Zimbábue: Mugabe se apóia nos militares para manter o poder

O presidente do Zimbábue quer adiar segundo turno da eleição

Pere Rusiñol

“Não aceitaremos nenhum presidente que não seja Robert Mugabe.” O chefe do exército do Zimbábue, Constantine Chiwenga, e o da polícia, Agustine Chihuri, disseram isso publicamente antes das eleições de 29 de março passado. Mas é neste momento em que o país se prepara para o segundo turno que entraram em cena os militares: Mugabe se apóia neles e nas milícias de seu partido para tentar se manter no poder, adiar em meses o segundo turno e amedrontar a oposição, sobretudo nas áreas rurais.

“Todo o mundo no regime tenta ganhar tempo, mas os falcões militares estão se impondo”, explica um general aposentado que participou da guerra de libertação e que mantém bons contatos com o exército. E acrescenta: “O problema deles é que os comandos intermediários e os soldados da base, que sofrem como todos a brutal crise econômica, já estão com a oposição”.
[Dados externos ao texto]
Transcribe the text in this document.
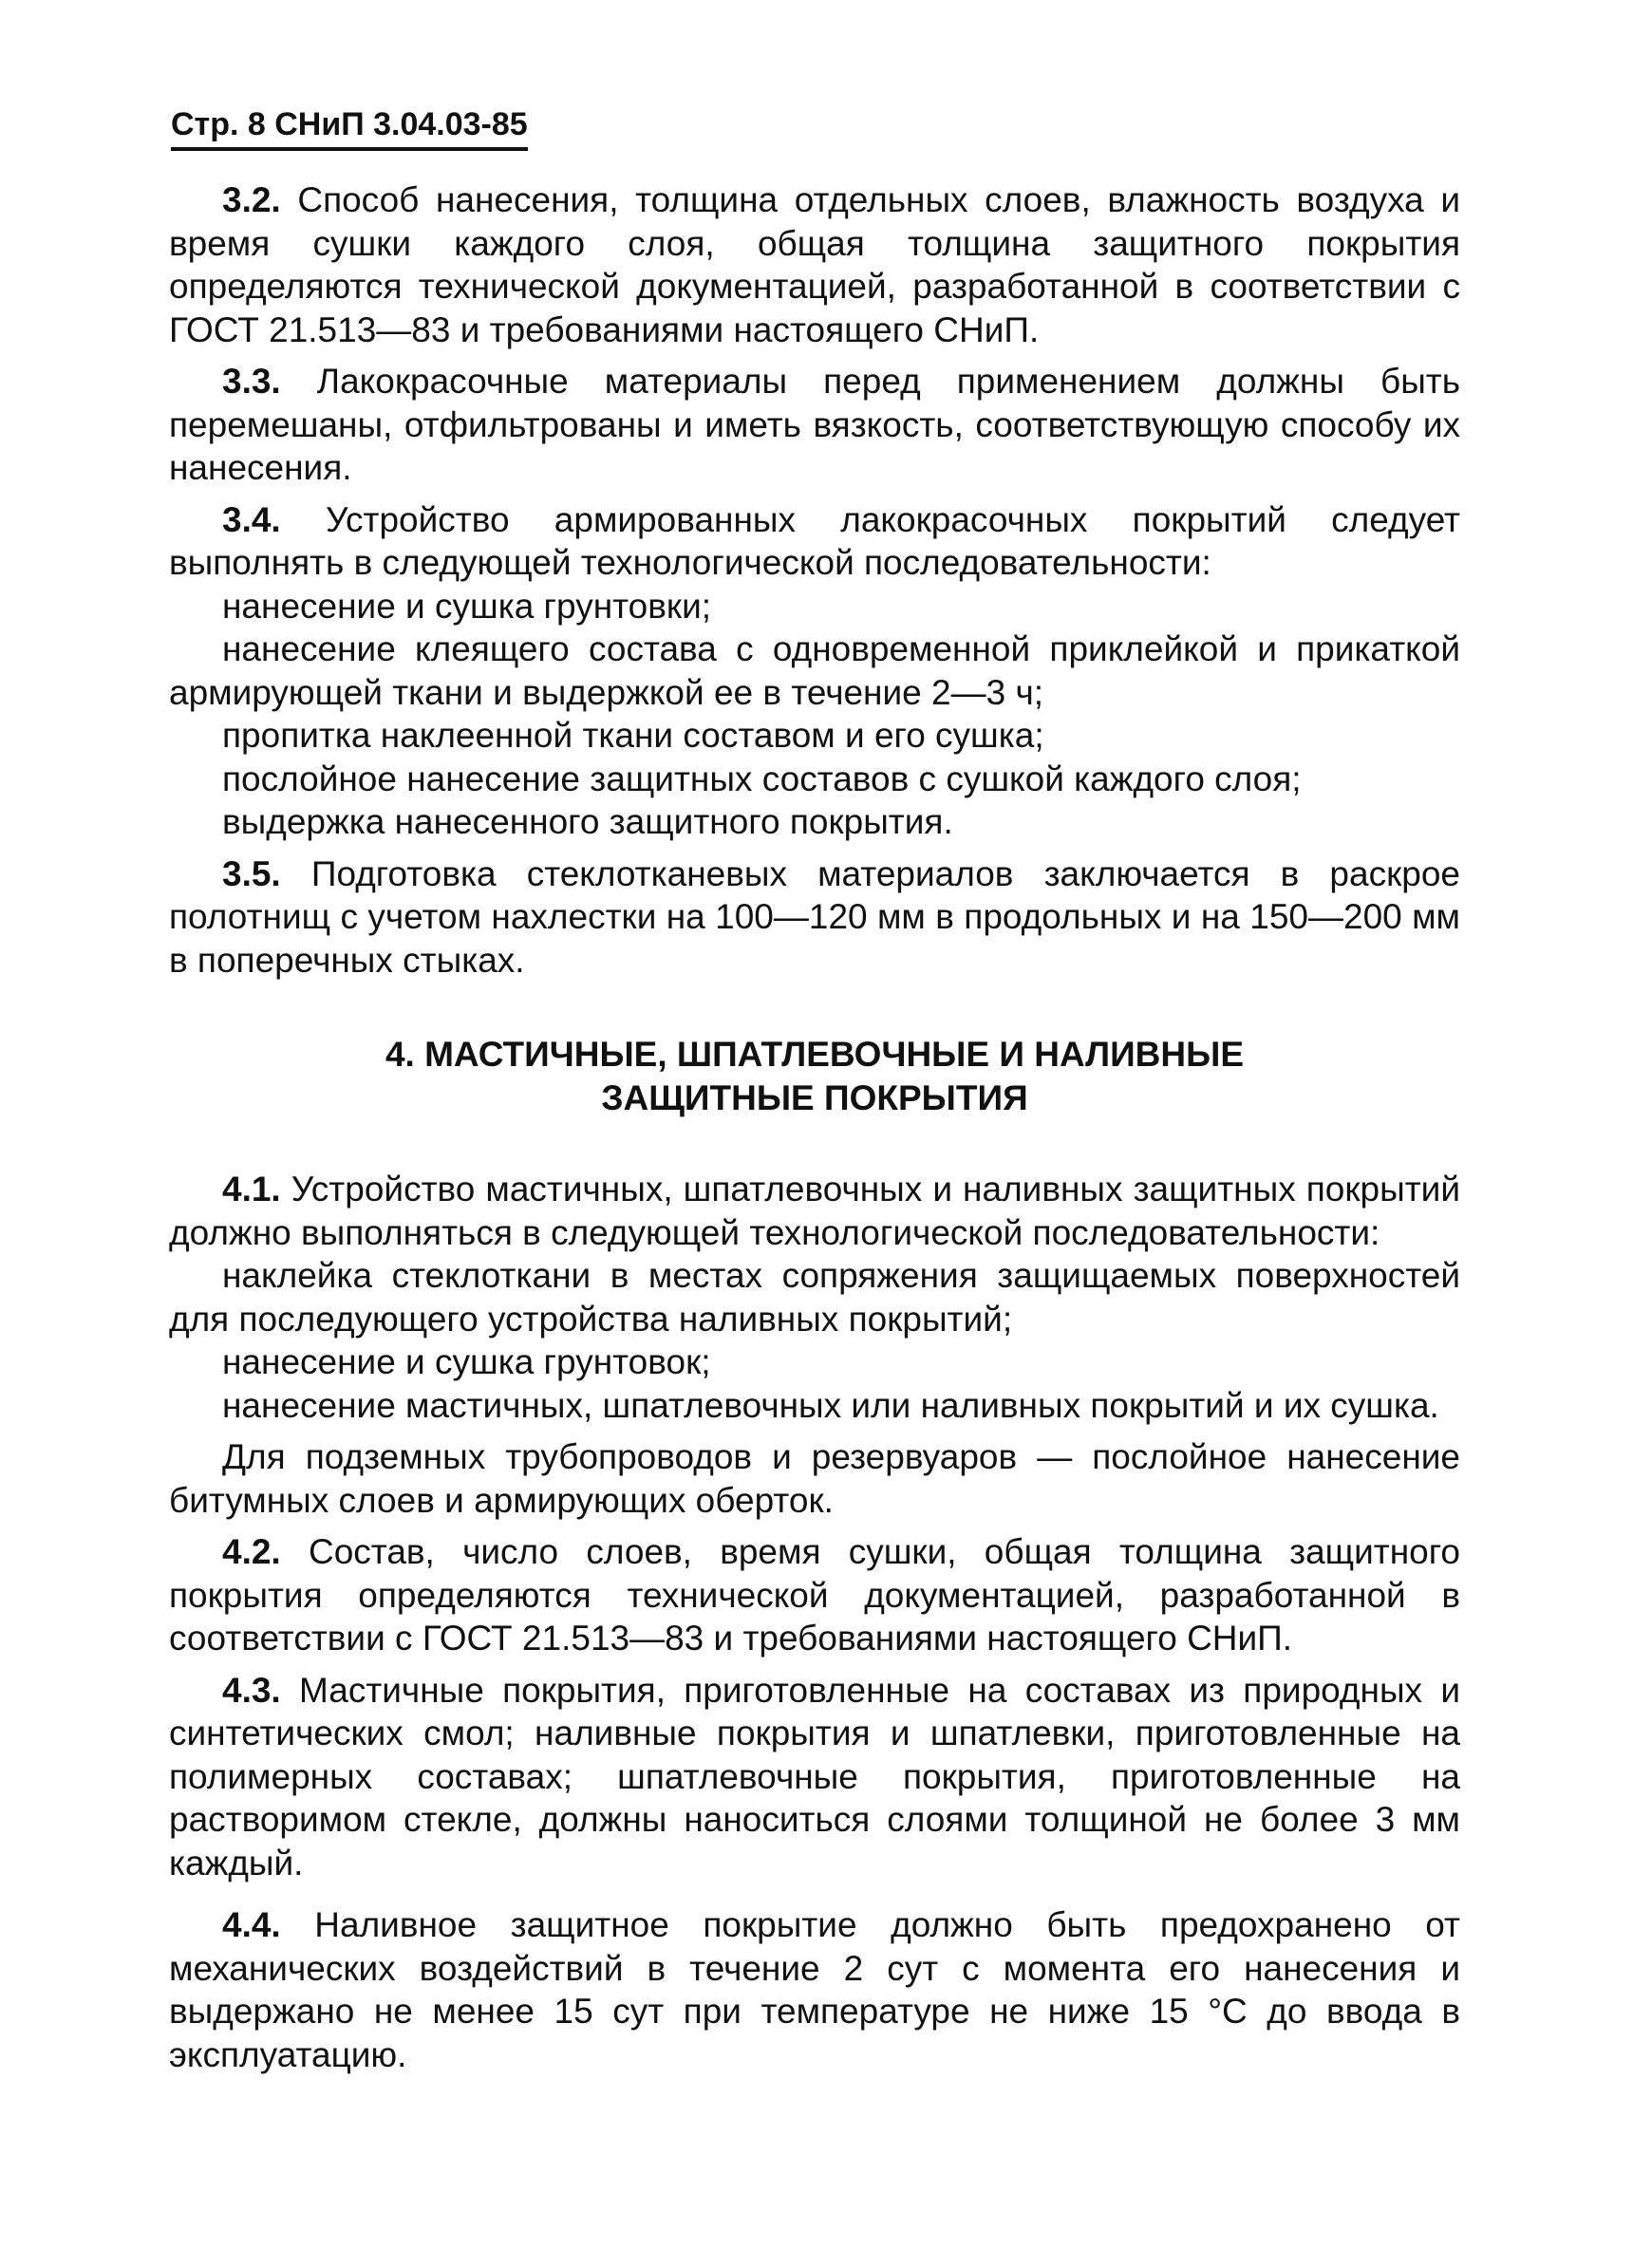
Стр. 8 СНиП 3.04.03-85

3.2. Способ нанесения, толщина отдельных слоев, влажность воздуха и время сушки каждого слоя, общая толщина защитного покрытия определяются технической документацией, разработанной в соответствии с ГОСТ 21.513—83 и требованиями настоящего СНиП.

3.3. Лакокрасочные материалы перед применением должны быть перемешаны, отфильтрованы и иметь вязкость, соответствующую способу их нанесения.

3.4. Устройство армированных лакокрасочных покрытий следует выполнять в следующей технологической последовательности:

нанесение и сушка грунтовки;

нанесение клеящего состава с одновременной приклейкой и прикаткой армирующей ткани и выдержкой ее в течение 2—3 ч;

пропитка наклеенной ткани составом и его сушка;

послойное нанесение защитных составов с сушкой каждого слоя;

выдержка нанесенного защитного покрытия.

3.5. Подготовка стеклотканевых материалов заключается в раскрое полотнищ с учетом нахлестки на 100—120 мм в продольных и на 150—200 мм в поперечных стыках.

4. МАСТИЧНЫЕ, ШПАТЛЕВОЧНЫЕ И НАЛИВНЫЕ
ЗАЩИТНЫЕ ПОКРЫТИЯ

4.1. Устройство мастичных, шпатлевочных и наливных защитных покрытий должно выполняться в следующей технологической последовательности:

наклейка стеклоткани в местах сопряжения защищаемых поверхностей для последующего устройства наливных покрытий;

нанесение и сушка грунтовок;

нанесение мастичных, шпатлевочных или наливных покрытий и их сушка.

Для подземных трубопроводов и резервуаров — послойное нанесение битумных слоев и армирующих оберток.

4.2. Состав, число слоев, время сушки, общая толщина защитного покрытия определяются технической документацией, разработанной в соответствии с ГОСТ 21.513—83 и требованиями настоящего СНиП.

4.3. Мастичные покрытия, приготовленные на составах из природных и синтетических смол; наливные покрытия и шпатлевки, приготовленные на полимерных составах; шпатлевочные покрытия, приготовленные на растворимом стекле, должны наноситься слоями толщиной не более 3 мм каждый.

4.4. Наливное защитное покрытие должно быть предохранено от механических воздействий в течение 2 сут с момента его нанесения и выдержано не менее 15 сут при температуре не ниже 15 °С до ввода в эксплуатацию.
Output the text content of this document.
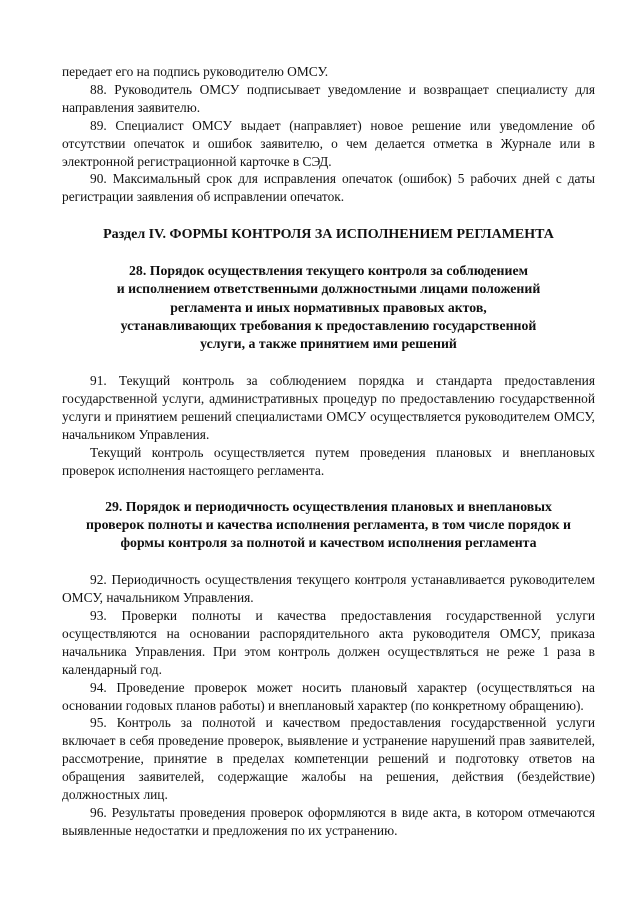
передает его на подпись руководителю ОМСУ.

88. Руководитель ОМСУ подписывает уведомление и возвращает специалисту для направления заявителю.

89. Специалист ОМСУ выдает (направляет) новое решение или уведомление об отсутствии опечаток и ошибок заявителю, о чем делается отметка в Журнале или в электронной регистрационной карточке в СЭД.

90. Максимальный срок для исправления опечаток (ошибок) 5 рабочих дней с даты регистрации заявления об исправлении опечаток.

Раздел IV. ФОРМЫ КОНТРОЛЯ ЗА ИСПОЛНЕНИЕМ РЕГЛАМЕНТА
28. Порядок осуществления текущего контроля за соблюдением
и исполнением ответственными должностными лицами положений
регламента и иных нормативных правовых актов,
устанавливающих требования к предоставлению государственной
услуги, а также принятием ими решений

91. Текущий контроль за соблюдением порядка и стандарта предоставления государственной услуги, административных процедур по предоставлению государственной услуги и принятием решений специалистами ОМСУ осуществляется руководителем ОМСУ, начальником Управления.

Текущий контроль осуществляется путем проведения плановых и внеплановых проверок исполнения настоящего регламента.

29. Порядок и периодичность осуществления плановых и внеплановых
проверок полноты и качества исполнения регламента, в том числе порядок и
формы контроля за полнотой и качеством исполнения регламента

92. Периодичность осуществления текущего контроля устанавливается руководителем ОМСУ, начальником Управления.

93. Проверки полноты и качества предоставления государственной услуги осуществляются на основании распорядительного акта руководителя ОМСУ, приказа начальника Управления. При этом контроль должен осуществляться не реже 1 раза в календарный год.

94. Проведение проверок может носить плановый характер (осуществляться на основании годовых планов работы) и внеплановый характер (по конкретному обращению).

95. Контроль за полнотой и качеством предоставления государственной услуги включает в себя проведение проверок, выявление и устранение нарушений прав заявителей, рассмотрение, принятие в пределах компетенции решений и подготовку ответов на обращения заявителей, содержащие жалобы на решения, действия (бездействие) должностных лиц.

96. Результаты проведения проверок оформляются в виде акта, в котором отмечаются выявленные недостатки и предложения по их устранению.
Uma vez recebido o golpe de que a oposição ganhou as eleições, o bunker do regime foi recuperando terreno diante dos setores liberais, que pretendem fazer uma transição compactuada, sem revanchismo. O plano do núcleo imobilista está sendo aplicado a dedo: reter o máximo possível os resultados das eleições presidenciais -hoje faz nove dias que se realizaram e nem sequer se conhece o número de participação-, esperar que os observadores e jornalistas estrangeiros deixem o país, atrasar em meses o segundo turno -deveria ser em 19 de abril- e mobilizar militares, policiais, milícias da juventude do partido do governo (ZANU-PF) e batalhões de veteranos de guerra até o último rincão do território.

“A oposição nunca havia entrado nas zonas rurais, mas desta vez deixaram que fizesse campanha e conseguiu resultados muito bons”, indica Ellen, ativista de direitos humanos que depois das eleições foi interrogada pela polícia. “Recebemos continuamente informações de que nas zonas rurais já estão fustigando todos os suspeitos de ter votado na oposição”, acrescenta.

O jornal do regime deu no domingo outra prova de que os setores mais recalcitrantes tomaram as rédeas com o apoio do exército. Apesar do próprio ZANU-PF ter admitido na sexta-feira (04/04) que haverá segundo turno, o jornal afirma que o partido vai impugnar os resultados de algumas circunscrições -que só os membros do politburo conhecem, porque ainda não foram divulgados- porque foram detectadas “irregularidades” na apuração. Também vai impugnar 16 assentos do Parlamento, com o que seus dirigentes esperam recuperar o controle da Câmara, que foi arrebatado pelos cidadãos.

O cínico gesto de denunciar um organismo ferreamente controlado pelo governo pretende sobretudo adiar o segundo turno. A lei define três semanas de prazo para que seja realizado, mas Mugabe quer retardá-lo em pelo menos três meses. Impugnar resultados que ainda não foram divulgados é uma das tramas para conseguir isso.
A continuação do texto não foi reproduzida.